Tuesday, January 28, 2020

Carnival


The proletariat never tire of saying how the bourgeois needs them, not the other way around. If that should be the case, then why do they stick around? As much as theories of false consciousness abound, they miss a crucial piece, which is the core relationship of the two. The rotten husband acts as though he retains all the power, his wife being a mere receptacle for him - if that were the case, then why is his wife still there?

Yang is eternally desiring to have itself dissolved into the ocean, to be lost in the maze. Yang is as water itself before flow, eternally hungry for emptiness to flow into. The proletariat desires the bourgeois as much as the reverse is true. The yin of the bourgeois requires the yang of the proletariat in order to fuel its empty conduits and pathways, but the yang of the proletariat just as much is constantly hungry for paths to inhabit. Yang can never remain still for very long, its nature being desiring eternal emptiness - empty land, virgin women, new paths, to tread upon.

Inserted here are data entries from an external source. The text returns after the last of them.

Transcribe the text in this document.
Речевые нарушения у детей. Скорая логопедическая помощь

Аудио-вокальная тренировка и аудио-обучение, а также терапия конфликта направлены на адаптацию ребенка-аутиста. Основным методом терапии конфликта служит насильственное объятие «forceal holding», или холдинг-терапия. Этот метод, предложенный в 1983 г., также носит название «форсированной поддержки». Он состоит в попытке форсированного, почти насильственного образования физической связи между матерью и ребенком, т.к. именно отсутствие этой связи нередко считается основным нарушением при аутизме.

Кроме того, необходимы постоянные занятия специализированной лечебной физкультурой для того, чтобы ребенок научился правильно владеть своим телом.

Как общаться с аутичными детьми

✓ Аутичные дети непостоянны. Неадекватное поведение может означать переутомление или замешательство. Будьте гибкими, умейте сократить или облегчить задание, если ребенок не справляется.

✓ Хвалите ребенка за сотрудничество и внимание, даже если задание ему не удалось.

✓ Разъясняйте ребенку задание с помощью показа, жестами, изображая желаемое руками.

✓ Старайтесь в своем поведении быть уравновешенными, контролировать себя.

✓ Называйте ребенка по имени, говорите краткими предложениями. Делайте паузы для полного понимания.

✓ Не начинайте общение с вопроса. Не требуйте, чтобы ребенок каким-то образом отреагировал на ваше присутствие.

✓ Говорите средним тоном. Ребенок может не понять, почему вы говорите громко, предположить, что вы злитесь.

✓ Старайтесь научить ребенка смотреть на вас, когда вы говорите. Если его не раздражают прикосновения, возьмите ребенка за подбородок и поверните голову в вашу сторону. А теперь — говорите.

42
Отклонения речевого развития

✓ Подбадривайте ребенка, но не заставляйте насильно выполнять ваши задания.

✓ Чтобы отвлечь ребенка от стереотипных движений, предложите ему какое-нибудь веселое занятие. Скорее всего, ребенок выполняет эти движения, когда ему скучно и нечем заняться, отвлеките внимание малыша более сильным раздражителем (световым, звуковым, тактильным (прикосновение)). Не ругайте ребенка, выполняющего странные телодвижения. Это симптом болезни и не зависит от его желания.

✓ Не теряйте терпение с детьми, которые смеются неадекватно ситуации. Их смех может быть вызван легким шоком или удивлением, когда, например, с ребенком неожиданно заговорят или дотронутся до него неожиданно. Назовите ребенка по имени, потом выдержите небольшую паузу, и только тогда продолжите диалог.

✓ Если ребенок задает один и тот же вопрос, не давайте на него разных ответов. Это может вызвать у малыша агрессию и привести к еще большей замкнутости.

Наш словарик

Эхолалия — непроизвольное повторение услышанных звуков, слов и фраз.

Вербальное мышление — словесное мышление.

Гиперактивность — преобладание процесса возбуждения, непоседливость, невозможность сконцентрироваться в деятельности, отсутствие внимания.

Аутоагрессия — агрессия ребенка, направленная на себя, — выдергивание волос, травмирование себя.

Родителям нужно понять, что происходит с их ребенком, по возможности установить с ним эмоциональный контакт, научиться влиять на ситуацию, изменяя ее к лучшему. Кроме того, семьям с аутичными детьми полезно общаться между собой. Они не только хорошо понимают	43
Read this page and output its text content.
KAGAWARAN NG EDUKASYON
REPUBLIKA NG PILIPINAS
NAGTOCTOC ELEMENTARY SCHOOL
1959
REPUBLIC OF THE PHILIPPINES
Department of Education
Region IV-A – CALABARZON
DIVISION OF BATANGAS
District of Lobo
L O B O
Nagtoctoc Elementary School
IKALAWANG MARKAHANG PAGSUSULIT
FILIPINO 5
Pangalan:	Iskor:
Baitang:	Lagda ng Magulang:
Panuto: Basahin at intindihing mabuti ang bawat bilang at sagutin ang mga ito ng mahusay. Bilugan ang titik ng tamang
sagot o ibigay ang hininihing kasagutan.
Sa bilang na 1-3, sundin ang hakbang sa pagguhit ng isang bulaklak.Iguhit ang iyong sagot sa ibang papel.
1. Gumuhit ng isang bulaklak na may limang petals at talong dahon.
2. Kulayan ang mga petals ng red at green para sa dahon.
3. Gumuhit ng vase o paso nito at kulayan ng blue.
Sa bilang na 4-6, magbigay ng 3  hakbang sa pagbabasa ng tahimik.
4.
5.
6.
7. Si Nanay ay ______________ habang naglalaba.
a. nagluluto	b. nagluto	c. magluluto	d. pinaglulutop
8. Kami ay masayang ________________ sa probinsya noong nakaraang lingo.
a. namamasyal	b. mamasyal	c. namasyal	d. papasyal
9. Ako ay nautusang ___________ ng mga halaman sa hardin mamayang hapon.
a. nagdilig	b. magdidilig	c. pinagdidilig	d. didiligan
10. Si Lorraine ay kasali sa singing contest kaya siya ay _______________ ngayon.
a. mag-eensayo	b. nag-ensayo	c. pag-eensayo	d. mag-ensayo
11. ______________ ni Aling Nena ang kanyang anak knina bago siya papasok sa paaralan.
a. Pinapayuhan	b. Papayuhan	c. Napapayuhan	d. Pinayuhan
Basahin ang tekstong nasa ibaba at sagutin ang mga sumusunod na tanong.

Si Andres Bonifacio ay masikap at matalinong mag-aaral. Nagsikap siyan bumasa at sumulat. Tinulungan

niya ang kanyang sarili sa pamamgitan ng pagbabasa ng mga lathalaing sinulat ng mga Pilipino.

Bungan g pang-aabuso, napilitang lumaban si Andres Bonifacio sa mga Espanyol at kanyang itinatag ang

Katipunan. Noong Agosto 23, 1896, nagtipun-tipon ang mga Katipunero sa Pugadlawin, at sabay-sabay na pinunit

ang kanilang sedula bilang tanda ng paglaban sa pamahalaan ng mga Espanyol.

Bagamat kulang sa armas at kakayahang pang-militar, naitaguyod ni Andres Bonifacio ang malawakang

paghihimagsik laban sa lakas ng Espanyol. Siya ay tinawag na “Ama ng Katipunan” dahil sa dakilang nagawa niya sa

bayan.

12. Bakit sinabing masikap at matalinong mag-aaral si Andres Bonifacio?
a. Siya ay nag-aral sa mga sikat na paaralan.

The John Birch Society in their Blue Book laid out the oncological theory of communism which can be seen in relation to quite a bit of the problems of statehood. In brief, the corpus of society can be seen as disintegrating in the same fashion as a body does when tumors begin to grow from the inside, its cells now growing into new shapes and form untenable to the regular organization of things. The problem of communism is a problem of abnormal growths, growths no longer performing their proper contextual order and thus turning into something profane to the social order, a new life form which operates on bacterial logic and has no inherent value except that which it can attain via parasitism on the host on which its emergent.

Orienting the cell into the proper position in its cortex is the purpose behind so much historical stratification by caste and class. The corpus can only function with clear lines drawn in order to delineate the pathways flows travel in predictable fashion. The corpus’ injuries are those which damage its ability to do this - gunshots tear open tissue and the contents spill out, as fields are salted and resources are thrown into a black hole of burning. The enemy army consumes resources as the cancer cell does, the patient wasting away as the growth forces first dibs on all available.

Bakhtin makes it clear that the Carnival was never a place of genuine revolution - and his description is underselling. The “pressure valve” theory is inaccurate too however, as there is no such thing. Psychological flows are never liquid, but generating. To give a “pressure valve” is in truth to crack a hole in a dam and hope it “vents” the pressure against the concrete - in actuality, it’s the first step of overthrow, giving an inch that becomes a mile as more and more flows down that channel.

The fascination with “the oldest fetish” in bestiality or pseudo-bestiality (various forms of “civilized-barbarian” pairings imagined through history, often in the context of hyper-sexual rape fantasies, sexualized to the point of their losing any relation except lack of diegetic consent with rape) is the same fascination as with the Carnival. The lord is never truly degraded, their degradation is a reaffirmation of the same status quo which they preside over and reinforce through the Carnival. The proletariat’s relationship as the providers of yang through the channels of the bourgeois’ yin are shown in full lurid detail as the Carnival takes place, the pseudo-bestiality imagined showing the highborn woman supposedly degraded, when in fact, all that occurs is the recreation of what underplays the existing hierarchy. The peasant fulfills his place at no single more explicit point than his supposed rape of the queen, marking her, pushing his energy into her, spilling himself out, slicing his veins open to her open mouth, her supposed humiliation leaving her solitary amidst the ruin of his withered jing-less husk.